Don’t get me wrong; I had a good life between 30 and 50. My kids grew into amazing adults. My husband and I did lots of interesting things. I lived in wonderful places and visited many more. But always with handicapped agency. Unlike my daughter’s prosthetic that all the world can see, mine was hidden and embarrassing. As though it was my fault, that I couldn’t get this condition under control. As though it was my fault that bleeding was a source of joke material, or in Trump’s view, a source for invalidation altogether.

During those years I read about treatments that might stop the menses completely. But they were out of reach. I had already tried the pill with disastrous hormonal reactions and vowed never to that again. I tried the vaginal cup and it was inadequate. I was never passive about accepting this condition, but I never succeeded in overcoming it either. I envied athletes and dancers who drove their bodies so hard that menses stopped. That didn’t appear to be my path, either.
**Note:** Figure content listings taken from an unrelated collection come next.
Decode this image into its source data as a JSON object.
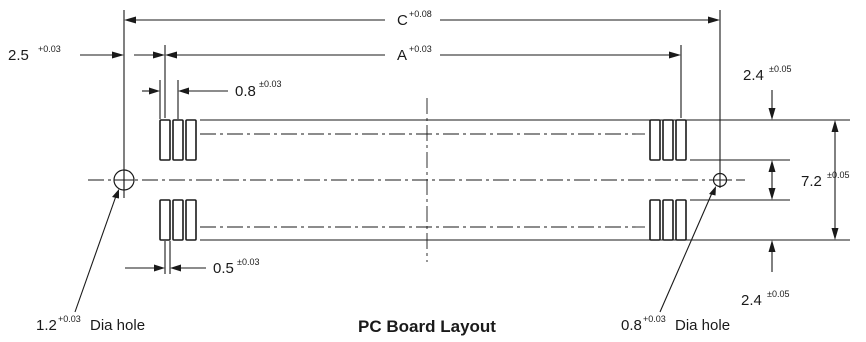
{
  "diagram": {
    "title": "PC Board Layout",
    "dimensions": {
      "c": {
        "value": "C",
        "tol": "+0.08"
      },
      "a": {
        "value": "A",
        "tol": "+0.03"
      },
      "offset": {
        "value": "2.5",
        "tol": "+0.03"
      },
      "pin_width": {
        "value": "0.8",
        "tol": "±0.03"
      },
      "pin_gap": {
        "value": "0.5",
        "tol": "±0.03"
      },
      "row_top": {
        "value": "2.4",
        "tol": "±0.05"
      },
      "row_bottom": {
        "value": "2.4",
        "tol": "±0.05"
      },
      "overall": {
        "value": "7.2",
        "tol": "±0.05"
      }
    },
    "holes": {
      "left": {
        "value": "1.2",
        "tol": "+0.03",
        "label": "Dia hole"
      },
      "right": {
        "value": "0.8",
        "tol": "+0.03",
        "label": "Dia hole"
      }
    }
  }
}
At age 50, with no sign of menopause on the horizon and fibroids the size of a sixth-month pregnancy, a doctor finally agreed to surgically remove them in a total hysterectomy. My self, my personhood returned at 50.
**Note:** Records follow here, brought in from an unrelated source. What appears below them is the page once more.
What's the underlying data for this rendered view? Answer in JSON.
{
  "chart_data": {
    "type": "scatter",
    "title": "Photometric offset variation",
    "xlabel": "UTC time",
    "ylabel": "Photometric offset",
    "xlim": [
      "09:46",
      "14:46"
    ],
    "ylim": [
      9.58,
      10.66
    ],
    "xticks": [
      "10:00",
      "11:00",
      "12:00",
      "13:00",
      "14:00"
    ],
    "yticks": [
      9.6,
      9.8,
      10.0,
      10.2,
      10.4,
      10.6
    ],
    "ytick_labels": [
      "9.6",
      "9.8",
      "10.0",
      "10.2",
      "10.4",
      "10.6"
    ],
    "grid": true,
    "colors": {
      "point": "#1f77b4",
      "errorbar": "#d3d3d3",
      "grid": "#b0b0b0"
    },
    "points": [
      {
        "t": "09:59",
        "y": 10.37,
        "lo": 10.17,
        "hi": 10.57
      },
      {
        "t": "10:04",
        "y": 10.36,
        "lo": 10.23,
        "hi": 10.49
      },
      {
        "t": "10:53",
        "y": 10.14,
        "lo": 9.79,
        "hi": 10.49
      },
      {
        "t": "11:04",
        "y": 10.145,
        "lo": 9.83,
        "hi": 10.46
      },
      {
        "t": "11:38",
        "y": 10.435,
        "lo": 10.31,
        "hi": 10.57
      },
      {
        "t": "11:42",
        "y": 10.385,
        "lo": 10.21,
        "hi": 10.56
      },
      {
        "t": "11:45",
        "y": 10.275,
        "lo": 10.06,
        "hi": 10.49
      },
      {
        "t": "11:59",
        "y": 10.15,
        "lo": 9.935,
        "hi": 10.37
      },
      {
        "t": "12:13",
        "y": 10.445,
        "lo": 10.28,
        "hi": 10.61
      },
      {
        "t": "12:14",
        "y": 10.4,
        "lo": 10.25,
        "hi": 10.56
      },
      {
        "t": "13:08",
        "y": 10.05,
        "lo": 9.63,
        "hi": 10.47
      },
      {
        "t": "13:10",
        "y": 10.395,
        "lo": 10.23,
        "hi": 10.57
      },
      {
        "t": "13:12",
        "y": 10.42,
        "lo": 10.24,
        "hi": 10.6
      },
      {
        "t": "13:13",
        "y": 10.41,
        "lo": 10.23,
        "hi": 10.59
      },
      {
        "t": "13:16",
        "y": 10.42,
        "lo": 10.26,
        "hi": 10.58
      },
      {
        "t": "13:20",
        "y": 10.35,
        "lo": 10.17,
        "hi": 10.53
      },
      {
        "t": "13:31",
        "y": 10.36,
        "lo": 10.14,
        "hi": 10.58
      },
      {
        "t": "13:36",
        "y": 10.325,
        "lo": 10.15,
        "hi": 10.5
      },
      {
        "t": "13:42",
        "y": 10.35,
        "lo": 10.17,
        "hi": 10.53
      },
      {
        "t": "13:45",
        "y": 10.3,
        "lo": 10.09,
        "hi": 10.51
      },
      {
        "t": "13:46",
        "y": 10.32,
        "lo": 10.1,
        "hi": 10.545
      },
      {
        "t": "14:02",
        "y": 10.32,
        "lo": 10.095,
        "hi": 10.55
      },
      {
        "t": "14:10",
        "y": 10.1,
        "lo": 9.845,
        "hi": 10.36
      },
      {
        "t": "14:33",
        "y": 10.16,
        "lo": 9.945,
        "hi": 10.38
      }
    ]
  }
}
Adrienne Rich wrote in 1976: “I know no woman…for whom her body is not a fundamental problem.” Are we loathe to talk about the “fundamental problem” because there is no solution? Or because admission will be used against us? By stating my truth, am I endangering other women in positions of power and leadership? Someone will say, “Well, you might be worrying about flooding when you’re supposed to be focused on nuclear attack?”

Does my admission set back my daughters who might hesitate to tackle too much? Does my truth sound like self-justification for women who don’t excel? Will my experience be used as a warning against aspiration?

I don’t want any of that. I do want this fact of nature to be owned and shared by all of us human beings, the same as mental health is now owned by all of us, not just the “crazies”. Or amputees are treated as equals AND curb cut-outs are standard. Or “challenged “ children are mainstreamed in public education for the betterment of everyone.

I’m seeing progress: the provision of tampons in employee bathrooms was in the plotline of a popular tv show last year. That counts as progress.